Civic failed to meet its burden to demonstrate “through the prism of the substantive
[clear and convincing] evidentiary burden” a triable issue of material fact as to whether
any conduct by Defendants was oppressive, fraudulent, or malicious. Indeed, in
opposition, Civic simply argues that Defendants admitted their conversion as
evidenced by the indemnity provision in the contract with the Agency and as a result of
the representation in the CTCAC application.
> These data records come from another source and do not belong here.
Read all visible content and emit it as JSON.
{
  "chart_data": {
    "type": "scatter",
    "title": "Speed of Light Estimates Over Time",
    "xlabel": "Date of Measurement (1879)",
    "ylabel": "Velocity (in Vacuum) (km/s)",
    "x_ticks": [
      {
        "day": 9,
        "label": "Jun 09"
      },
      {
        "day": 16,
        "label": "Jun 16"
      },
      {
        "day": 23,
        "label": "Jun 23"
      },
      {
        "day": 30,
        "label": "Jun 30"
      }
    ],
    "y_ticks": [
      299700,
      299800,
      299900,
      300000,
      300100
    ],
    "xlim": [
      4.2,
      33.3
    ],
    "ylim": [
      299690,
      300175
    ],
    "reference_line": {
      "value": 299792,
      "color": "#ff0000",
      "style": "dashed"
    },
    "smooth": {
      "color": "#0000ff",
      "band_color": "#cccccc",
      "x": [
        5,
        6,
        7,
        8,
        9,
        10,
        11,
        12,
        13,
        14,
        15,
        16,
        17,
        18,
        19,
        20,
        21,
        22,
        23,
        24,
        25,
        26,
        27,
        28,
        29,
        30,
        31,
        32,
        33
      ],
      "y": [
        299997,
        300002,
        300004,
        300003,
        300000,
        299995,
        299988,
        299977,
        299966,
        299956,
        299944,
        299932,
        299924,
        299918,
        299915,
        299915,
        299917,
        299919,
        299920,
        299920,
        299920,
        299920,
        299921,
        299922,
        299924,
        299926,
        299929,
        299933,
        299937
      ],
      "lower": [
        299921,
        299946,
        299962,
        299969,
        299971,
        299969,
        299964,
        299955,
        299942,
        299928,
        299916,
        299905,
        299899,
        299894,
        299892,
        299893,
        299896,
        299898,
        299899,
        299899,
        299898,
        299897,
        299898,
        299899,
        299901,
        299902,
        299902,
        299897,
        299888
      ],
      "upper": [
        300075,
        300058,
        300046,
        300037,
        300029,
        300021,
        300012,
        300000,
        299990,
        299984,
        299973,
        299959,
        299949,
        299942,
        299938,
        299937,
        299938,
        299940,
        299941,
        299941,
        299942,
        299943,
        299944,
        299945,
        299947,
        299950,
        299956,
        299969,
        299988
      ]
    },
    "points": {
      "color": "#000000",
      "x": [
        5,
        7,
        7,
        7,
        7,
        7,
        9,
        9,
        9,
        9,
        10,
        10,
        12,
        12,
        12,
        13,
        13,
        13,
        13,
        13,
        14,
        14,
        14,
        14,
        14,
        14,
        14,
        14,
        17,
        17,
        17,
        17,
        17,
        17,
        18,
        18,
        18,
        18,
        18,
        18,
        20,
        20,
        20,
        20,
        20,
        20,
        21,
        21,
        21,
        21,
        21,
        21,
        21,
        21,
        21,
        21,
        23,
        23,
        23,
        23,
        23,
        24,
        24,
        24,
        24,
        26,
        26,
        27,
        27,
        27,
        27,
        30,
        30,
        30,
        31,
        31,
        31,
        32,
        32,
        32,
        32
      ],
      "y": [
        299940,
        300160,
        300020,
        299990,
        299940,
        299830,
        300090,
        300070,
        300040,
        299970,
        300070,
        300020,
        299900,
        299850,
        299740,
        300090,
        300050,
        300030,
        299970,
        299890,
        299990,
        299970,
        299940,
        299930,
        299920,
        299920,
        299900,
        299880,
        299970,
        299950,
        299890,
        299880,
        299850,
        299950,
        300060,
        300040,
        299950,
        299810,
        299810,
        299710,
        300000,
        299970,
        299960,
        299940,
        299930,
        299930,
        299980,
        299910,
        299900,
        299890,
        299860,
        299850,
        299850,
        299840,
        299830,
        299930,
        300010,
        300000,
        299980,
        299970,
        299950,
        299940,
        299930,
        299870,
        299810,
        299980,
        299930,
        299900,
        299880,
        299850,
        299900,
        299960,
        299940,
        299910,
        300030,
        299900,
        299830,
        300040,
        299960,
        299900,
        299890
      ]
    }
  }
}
The Court has already rejected this
evidence as insufficient in connection with the underlying conversion cause of action and it is therefore insufficient to show a triable issue of fact with respect to punitive
damages.

Defendants’ evidentiary objections are ruled upon as follows: Objections 1, 2, 4, 5, 6
(Civic’s attorney’s declaration fails to comply with CCP § 2015.5(b) as it was executed
under “penalty of perjury” in Coral Gables, Florida), 7, 9, 11, 12, 13, are sustained.
The remaining objections are overruled. The Court notes that even if it considered all
of the evidence to which Defendants’ objections were sustained, the result of the
instant motion would not change.

Defendants’ counsel shall prepare for the Court’s signature order pursuant to CCP §
437c(g) and CRC Rule 3.1312 and a judgment of dismissal.